In deze zaak heeft de kinderrechter van de Rechtbank Den Haag op 13 mei 2019 uitspraak gedaan over de verlenging van de machtiging tot uithuisplaatsing van een minderjarige, geboren in 2006, en de benoeming van een bijzondere curator. De zaak is ontstaan naar aanleiding van een verzoekschrift dat op 1 maart 2019 is ingediend. De kinderrechter heeft eerder op 8 april 2019 al een machtiging tot uithuisplaatsing verleend, die liep tot 14 mei 2019. De ouders van de minderjarige hebben een complexe echtscheidingsproblematiek, wat heeft geleid tot een loyaliteitsconflict voor de minderjarige. De vader heeft verweer gevoerd en zelfstandige verzoeken ingediend, waaronder de vervanging van de gecertificeerde instelling en het vaststellen van een omgangsregeling. De kinderrechter heeft vastgesteld dat er een belangenstrijd is tussen de ouders en de minderjarige, en heeft besloten een bijzondere curator te benoemen om de minderjarige te vertegenwoordigen. De bijzondere curator moet binnen zes weken verslag uitbrengen aan de rechtbank en de betrokken partijen. De kinderrechter heeft de machtiging tot uithuisplaatsing verlengd tot 30 augustus 2019 en het verzoek van de vader om toestemming van de ouders voor buitenlandse reizen afgewezen.
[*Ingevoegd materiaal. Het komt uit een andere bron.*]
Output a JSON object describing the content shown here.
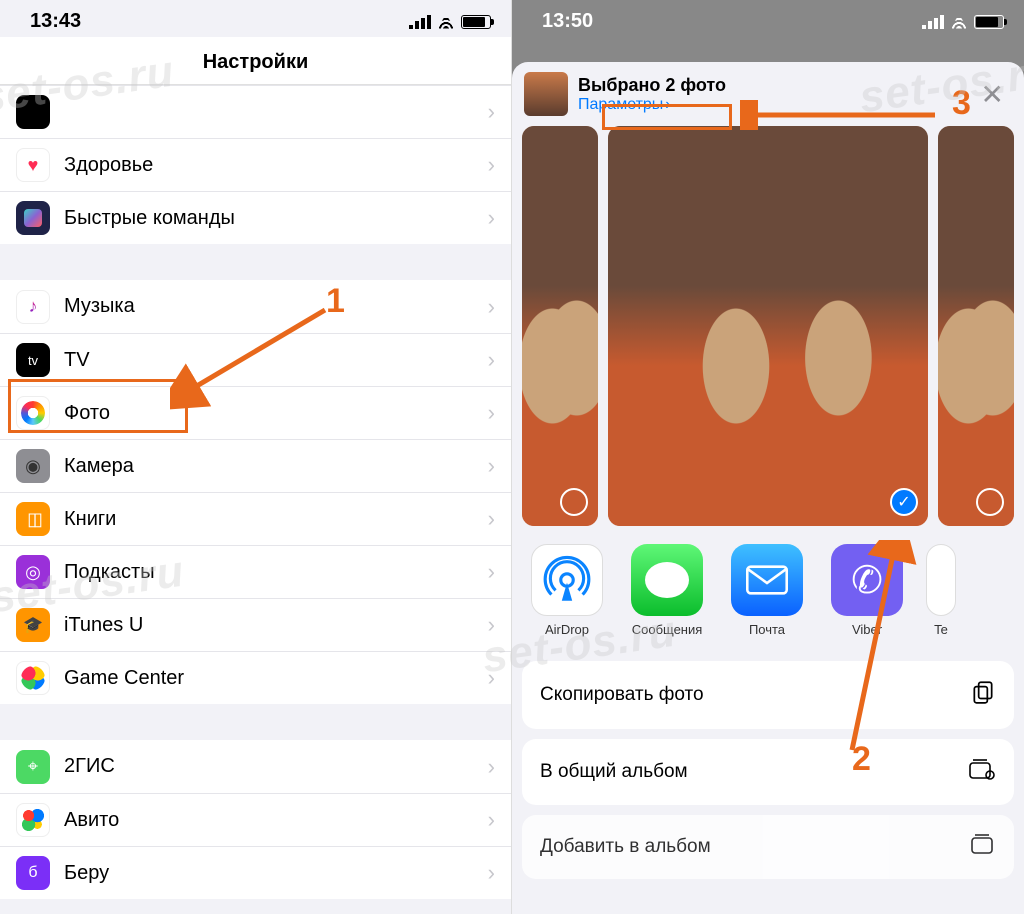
{
  "left": {
    "time": "13:43",
    "title": "Настройки",
    "groups": [
      {
        "items": [
          {
            "icon": "health",
            "label": "Здоровье"
          },
          {
            "icon": "short",
            "label": "Быстрые команды"
          }
        ]
      },
      {
        "items": [
          {
            "icon": "music",
            "label": "Музыка"
          },
          {
            "icon": "tv",
            "label": "TV"
          },
          {
            "icon": "photo",
            "label": "Фото"
          },
          {
            "icon": "camera",
            "label": "Камера"
          },
          {
            "icon": "books",
            "label": "Книги"
          },
          {
            "icon": "podcast",
            "label": "Подкасты"
          },
          {
            "icon": "itunes",
            "label": "iTunes U"
          },
          {
            "icon": "gc",
            "label": "Game Center"
          }
        ]
      },
      {
        "items": [
          {
            "icon": "2gis",
            "label": "2ГИС"
          },
          {
            "icon": "avito",
            "label": "Авито"
          },
          {
            "icon": "beru",
            "label": "Беру"
          }
        ]
      }
    ],
    "annotations": {
      "step1": "1"
    }
  },
  "right": {
    "time": "13:50",
    "selected_title": "Выбрано 2 фото",
    "options_label": "Параметры",
    "share_apps": [
      {
        "label": "AirDrop",
        "kind": "air"
      },
      {
        "label": "Сообщения",
        "kind": "msg"
      },
      {
        "label": "Почта",
        "kind": "mail"
      },
      {
        "label": "Viber",
        "kind": "viber"
      },
      {
        "label": "Te",
        "kind": "te"
      }
    ],
    "actions": [
      {
        "label": "Скопировать фото",
        "icon": "copy"
      },
      {
        "label": "В общий альбом",
        "icon": "shared"
      },
      {
        "label": "Добавить в альбом",
        "icon": "add"
      }
    ],
    "annotations": {
      "step2": "2",
      "step3": "3"
    }
  },
  "watermark": "set-os.ru"
}
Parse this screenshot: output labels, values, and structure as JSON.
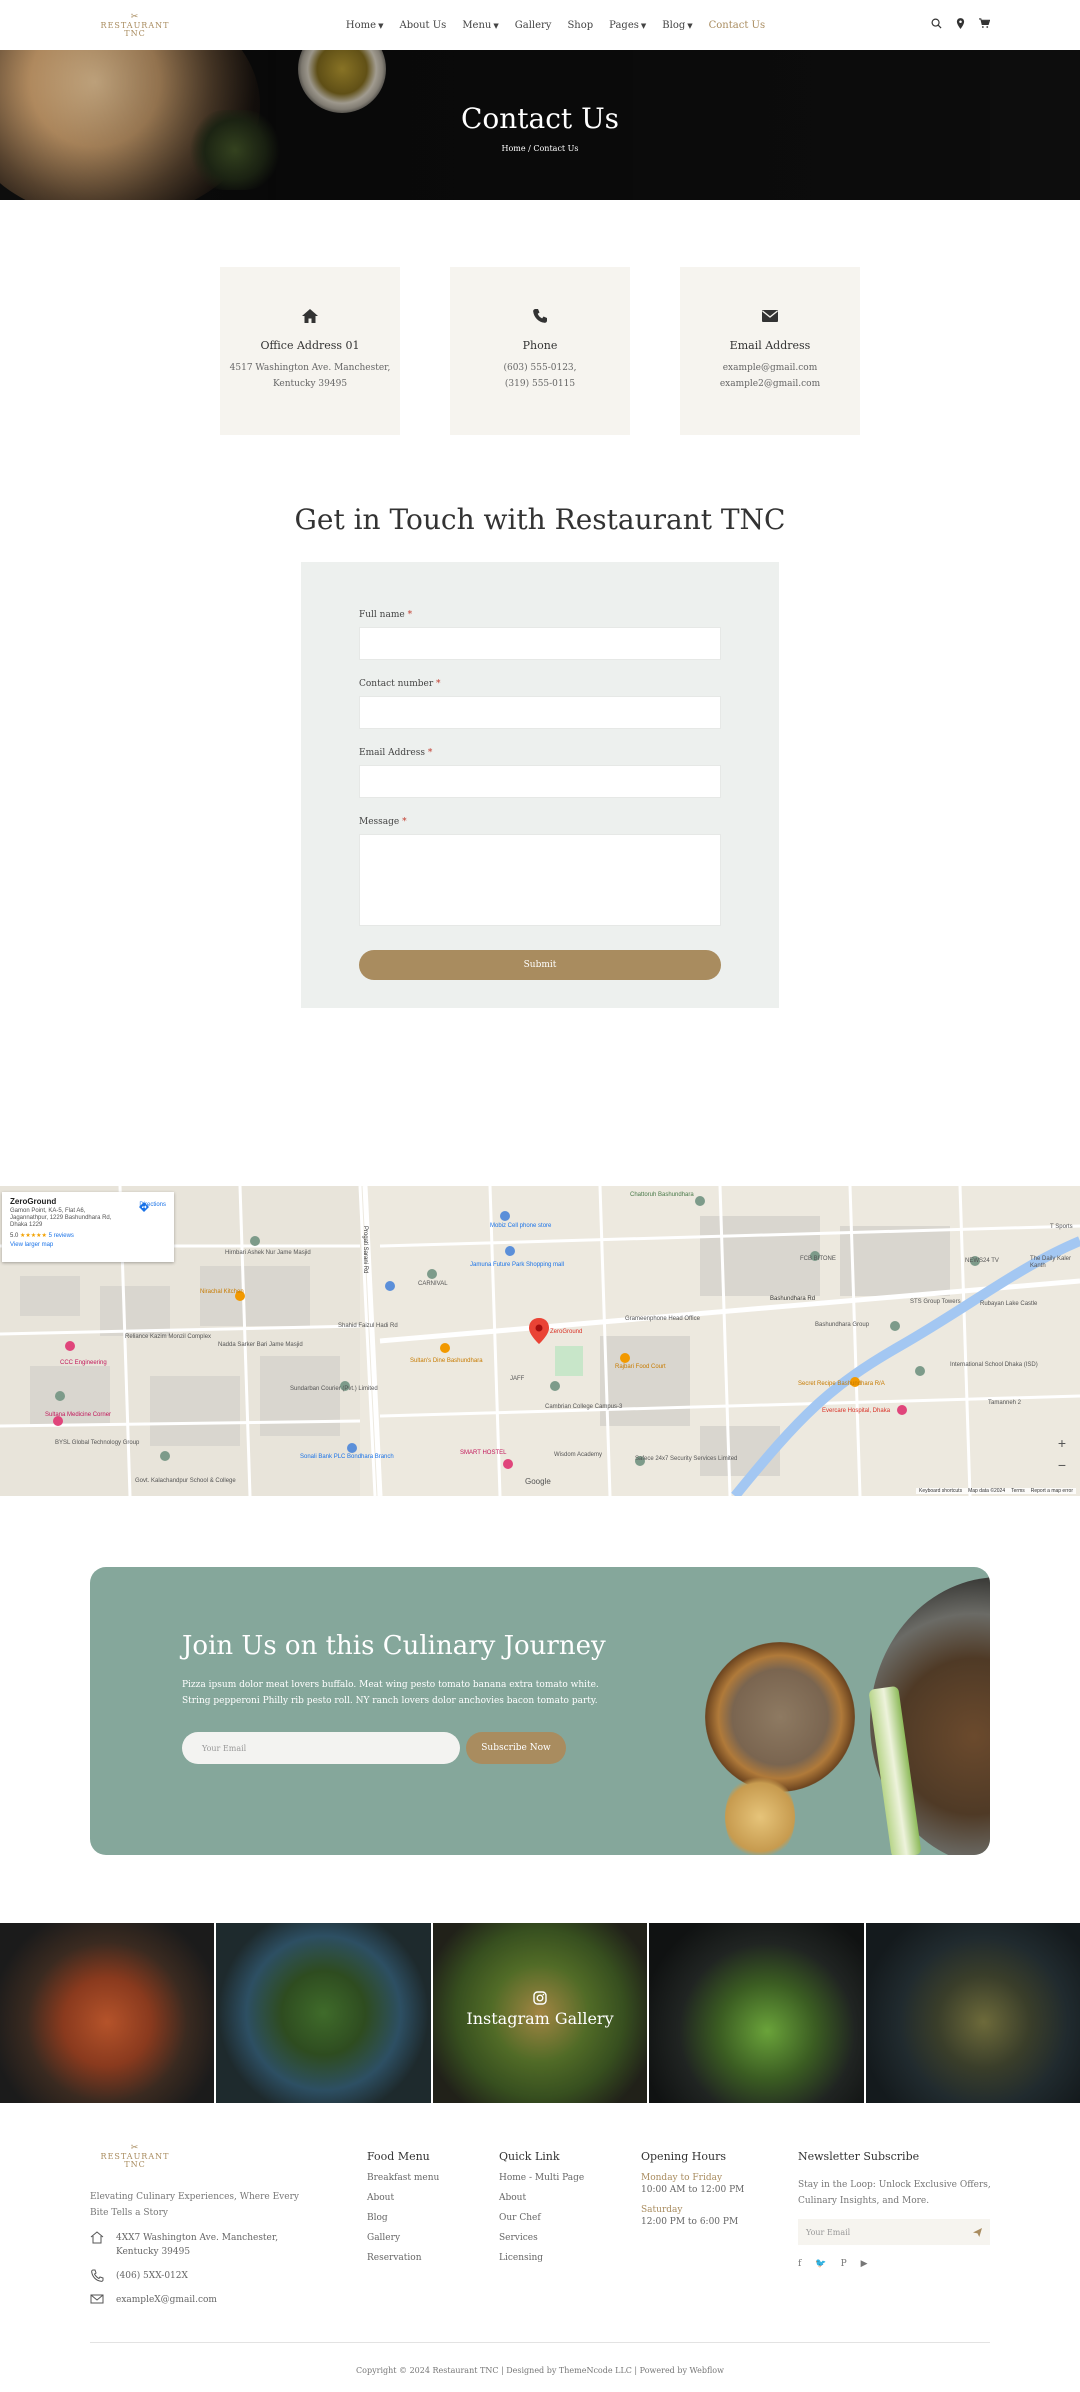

De verdere behandeling van de verzoeken is aangehouden tot een zitting op 27 juni 2019.

Uitspraak

Rechtbank DEN HAAG

Team Jeugd & Bopz
Zaaksgegevens: C/09/569525 / JE RK 19-556
Datum uitspraak: 13 mei 2019

Beschikking van de kinderrechter

Verlenging machtiging tot uithuisplaatsing
Benoeming bijzondere curator ex artikel 1:250 BW
Zelfstandige verzoeken vader
in de zaak naar aanleiding van het op 1 maart 2019 ingekomen verzoekschrift van:

Stichting Jeugdbescherming west Haaglanden

(hierna te noemen: de gecertificeerde instelling),
betreffende:

[minderjarige] , geboren op [geboortedag] 2006 te [geboorteplaats]

hierna te noemen: [minderjarige] .
De kinderrechter merkt als belanghebbenden aan:

[de man]

hierna te noemen: de vader,
wonende te [woonplaats]
advocaat: mr. F.C. de Wit-Facchetti te Rotterdam,

[de vrouw] ,

hierna te noemen: de moeder,
wonende te [woonplaats] ,
advocaat: mr. P.J. Montanus, te Amsterdam.

Het procesverloop

Bij beschikking d.d. 8 april 2019 van de kinderrechter in deze rechtbank is de machtiging [minderjarige] gedurende dag en nacht uit huis te plaatsen in een voorziening voor pleegzorg verlengd van 20 april 2019 tot 14 mei 2019 en is het verzoek voor het overige aangehouden.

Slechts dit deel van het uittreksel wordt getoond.